Providing occupational fee relief. The state of Michigan requires licenses and charges fees to workers in several occupations — from health care to cosmetology to construction. People in many of these occupations were not allowed to work for portions of the pandemic, so the House plan would refund or prorate state fees accordingly.
Supporting tourism and entertainment. A $30 million grant program would help local convention and visitor bureaus critical to local economies. Movie theaters, which were just beginning to revive before the latest COVID surge crippled attendance again, would receive $18 million. Live entertainment venues also would receive additional support.
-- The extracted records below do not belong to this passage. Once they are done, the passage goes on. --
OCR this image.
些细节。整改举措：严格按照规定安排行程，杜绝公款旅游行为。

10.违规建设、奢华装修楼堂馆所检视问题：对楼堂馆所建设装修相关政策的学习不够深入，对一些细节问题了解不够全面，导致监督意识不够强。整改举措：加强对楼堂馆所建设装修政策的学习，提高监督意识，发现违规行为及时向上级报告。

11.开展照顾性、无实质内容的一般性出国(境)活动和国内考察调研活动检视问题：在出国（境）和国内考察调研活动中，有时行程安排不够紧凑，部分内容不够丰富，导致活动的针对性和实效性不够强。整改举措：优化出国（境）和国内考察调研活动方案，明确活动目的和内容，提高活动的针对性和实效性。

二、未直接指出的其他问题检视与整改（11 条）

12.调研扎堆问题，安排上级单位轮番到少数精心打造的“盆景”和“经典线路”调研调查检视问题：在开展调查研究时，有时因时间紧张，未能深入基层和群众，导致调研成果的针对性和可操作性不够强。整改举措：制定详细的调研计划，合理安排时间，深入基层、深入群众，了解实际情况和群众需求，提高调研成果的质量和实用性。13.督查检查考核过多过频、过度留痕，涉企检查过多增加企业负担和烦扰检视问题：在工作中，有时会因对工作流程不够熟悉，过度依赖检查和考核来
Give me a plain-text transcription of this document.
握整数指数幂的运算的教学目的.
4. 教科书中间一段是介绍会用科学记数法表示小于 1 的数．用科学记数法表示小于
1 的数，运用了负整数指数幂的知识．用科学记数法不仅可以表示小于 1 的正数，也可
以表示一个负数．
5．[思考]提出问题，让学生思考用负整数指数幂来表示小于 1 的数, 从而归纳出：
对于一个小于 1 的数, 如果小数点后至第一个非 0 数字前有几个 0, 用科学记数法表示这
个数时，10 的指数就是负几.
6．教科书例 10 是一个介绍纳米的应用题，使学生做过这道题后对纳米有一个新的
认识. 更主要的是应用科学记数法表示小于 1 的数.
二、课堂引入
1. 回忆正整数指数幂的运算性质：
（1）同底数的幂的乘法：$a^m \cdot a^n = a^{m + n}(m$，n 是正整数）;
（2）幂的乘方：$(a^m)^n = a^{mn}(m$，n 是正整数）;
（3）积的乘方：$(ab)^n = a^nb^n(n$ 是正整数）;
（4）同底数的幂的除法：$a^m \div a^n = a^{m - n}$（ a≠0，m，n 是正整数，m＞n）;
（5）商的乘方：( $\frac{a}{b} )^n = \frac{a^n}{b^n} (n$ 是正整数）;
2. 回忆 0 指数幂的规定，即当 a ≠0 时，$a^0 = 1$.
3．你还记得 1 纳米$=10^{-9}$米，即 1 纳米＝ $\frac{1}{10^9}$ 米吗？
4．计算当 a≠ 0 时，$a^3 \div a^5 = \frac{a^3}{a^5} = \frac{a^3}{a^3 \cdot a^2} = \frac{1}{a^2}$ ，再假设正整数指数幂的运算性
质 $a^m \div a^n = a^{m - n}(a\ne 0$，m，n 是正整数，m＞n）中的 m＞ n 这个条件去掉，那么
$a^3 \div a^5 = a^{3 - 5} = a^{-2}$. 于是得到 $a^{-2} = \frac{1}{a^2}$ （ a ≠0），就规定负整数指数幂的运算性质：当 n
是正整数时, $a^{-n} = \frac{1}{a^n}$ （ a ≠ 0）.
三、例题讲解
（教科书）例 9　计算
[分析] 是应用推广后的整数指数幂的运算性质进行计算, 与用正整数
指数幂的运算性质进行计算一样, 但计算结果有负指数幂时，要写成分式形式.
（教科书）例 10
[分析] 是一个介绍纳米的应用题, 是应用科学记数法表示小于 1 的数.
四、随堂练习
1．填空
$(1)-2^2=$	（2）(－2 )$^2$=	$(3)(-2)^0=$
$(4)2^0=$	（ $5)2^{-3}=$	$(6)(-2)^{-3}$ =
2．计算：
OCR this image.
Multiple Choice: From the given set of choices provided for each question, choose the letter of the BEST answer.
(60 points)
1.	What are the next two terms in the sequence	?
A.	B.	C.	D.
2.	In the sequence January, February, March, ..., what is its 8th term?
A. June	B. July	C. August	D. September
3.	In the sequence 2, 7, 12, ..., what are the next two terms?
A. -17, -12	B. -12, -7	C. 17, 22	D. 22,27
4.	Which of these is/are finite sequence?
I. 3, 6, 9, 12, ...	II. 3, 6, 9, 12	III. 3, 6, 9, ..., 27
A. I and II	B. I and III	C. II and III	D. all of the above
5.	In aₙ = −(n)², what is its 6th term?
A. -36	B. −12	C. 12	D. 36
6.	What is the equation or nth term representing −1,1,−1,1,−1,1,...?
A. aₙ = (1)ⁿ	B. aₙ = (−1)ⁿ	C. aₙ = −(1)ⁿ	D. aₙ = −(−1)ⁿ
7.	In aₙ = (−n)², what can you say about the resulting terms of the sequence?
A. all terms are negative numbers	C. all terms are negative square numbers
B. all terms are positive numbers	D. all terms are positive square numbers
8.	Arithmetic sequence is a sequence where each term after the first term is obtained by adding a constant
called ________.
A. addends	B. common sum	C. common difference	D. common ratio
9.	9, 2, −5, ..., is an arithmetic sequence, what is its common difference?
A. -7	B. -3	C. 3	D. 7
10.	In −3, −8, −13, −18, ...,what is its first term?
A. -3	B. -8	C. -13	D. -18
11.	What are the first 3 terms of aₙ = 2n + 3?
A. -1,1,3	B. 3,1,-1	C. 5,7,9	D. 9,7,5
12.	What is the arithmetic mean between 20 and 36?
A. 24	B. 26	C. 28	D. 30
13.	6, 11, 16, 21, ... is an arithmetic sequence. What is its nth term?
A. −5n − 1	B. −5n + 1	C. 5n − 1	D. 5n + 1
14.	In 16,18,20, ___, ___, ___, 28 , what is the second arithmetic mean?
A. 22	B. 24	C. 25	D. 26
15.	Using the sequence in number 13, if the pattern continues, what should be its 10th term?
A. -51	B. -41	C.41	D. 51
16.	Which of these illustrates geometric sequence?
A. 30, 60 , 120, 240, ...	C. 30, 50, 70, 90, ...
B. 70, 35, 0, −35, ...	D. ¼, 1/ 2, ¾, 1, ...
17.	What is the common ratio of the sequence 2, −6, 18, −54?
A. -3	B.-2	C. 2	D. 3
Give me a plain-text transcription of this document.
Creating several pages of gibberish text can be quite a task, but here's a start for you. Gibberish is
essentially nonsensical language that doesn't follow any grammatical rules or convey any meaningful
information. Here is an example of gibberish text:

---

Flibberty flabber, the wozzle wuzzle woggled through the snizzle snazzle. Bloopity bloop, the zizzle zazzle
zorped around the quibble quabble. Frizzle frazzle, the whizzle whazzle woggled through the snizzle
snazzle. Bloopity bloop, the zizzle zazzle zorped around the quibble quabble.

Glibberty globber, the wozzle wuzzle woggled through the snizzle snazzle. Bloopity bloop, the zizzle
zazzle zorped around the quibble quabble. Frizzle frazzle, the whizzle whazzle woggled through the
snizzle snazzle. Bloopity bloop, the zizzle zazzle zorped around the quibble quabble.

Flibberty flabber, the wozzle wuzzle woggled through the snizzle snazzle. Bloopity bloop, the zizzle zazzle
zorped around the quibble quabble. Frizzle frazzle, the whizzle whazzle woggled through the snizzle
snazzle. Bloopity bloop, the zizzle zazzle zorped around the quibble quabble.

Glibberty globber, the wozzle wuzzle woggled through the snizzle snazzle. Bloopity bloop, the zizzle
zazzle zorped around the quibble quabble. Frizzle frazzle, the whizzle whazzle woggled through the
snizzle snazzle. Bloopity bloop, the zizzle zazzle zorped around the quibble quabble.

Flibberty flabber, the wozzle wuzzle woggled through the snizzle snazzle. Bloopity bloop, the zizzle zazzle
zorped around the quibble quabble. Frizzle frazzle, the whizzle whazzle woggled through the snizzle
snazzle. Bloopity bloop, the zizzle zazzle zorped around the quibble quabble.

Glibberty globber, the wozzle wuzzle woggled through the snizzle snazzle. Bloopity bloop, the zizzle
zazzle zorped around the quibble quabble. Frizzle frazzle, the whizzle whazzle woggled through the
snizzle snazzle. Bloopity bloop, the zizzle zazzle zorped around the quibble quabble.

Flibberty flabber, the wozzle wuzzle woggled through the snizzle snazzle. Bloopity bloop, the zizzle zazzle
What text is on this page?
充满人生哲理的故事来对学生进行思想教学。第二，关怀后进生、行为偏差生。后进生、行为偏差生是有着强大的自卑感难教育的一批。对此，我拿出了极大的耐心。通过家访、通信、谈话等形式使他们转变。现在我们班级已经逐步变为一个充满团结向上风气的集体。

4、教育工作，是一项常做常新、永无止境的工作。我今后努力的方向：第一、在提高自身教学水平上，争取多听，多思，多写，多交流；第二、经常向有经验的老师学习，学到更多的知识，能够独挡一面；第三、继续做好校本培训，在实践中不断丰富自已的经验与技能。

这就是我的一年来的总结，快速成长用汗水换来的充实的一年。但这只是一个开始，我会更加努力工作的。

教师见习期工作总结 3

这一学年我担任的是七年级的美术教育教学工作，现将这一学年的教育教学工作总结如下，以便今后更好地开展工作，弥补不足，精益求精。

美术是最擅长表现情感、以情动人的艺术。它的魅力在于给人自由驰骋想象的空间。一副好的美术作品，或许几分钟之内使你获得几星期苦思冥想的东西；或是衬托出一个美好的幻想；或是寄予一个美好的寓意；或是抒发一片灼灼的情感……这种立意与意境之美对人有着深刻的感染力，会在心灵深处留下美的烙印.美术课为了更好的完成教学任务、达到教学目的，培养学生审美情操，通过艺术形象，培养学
Boosting health and fitness centers. Roughly a third of the centers in Michigan have closed permanently after state-ordered shutdowns of six months earlier in the pandemic. A $53 million hardship grant program would benefit an industry dedicated to improving the health of Michigan residents.
Bolstering community development. The House plan also provides $25 million for community development financial institutions to assist revitalization efforts and help small businesses.
The relief plan would come in addition to a $409 million small business relief plan signed into law in December 2021. Gov. Whitmer had vetoed previous business relief efforts during the pandemic.
HB 5524 passed the House with overwhelming bipartisan support and now heads to the Senate for consideration.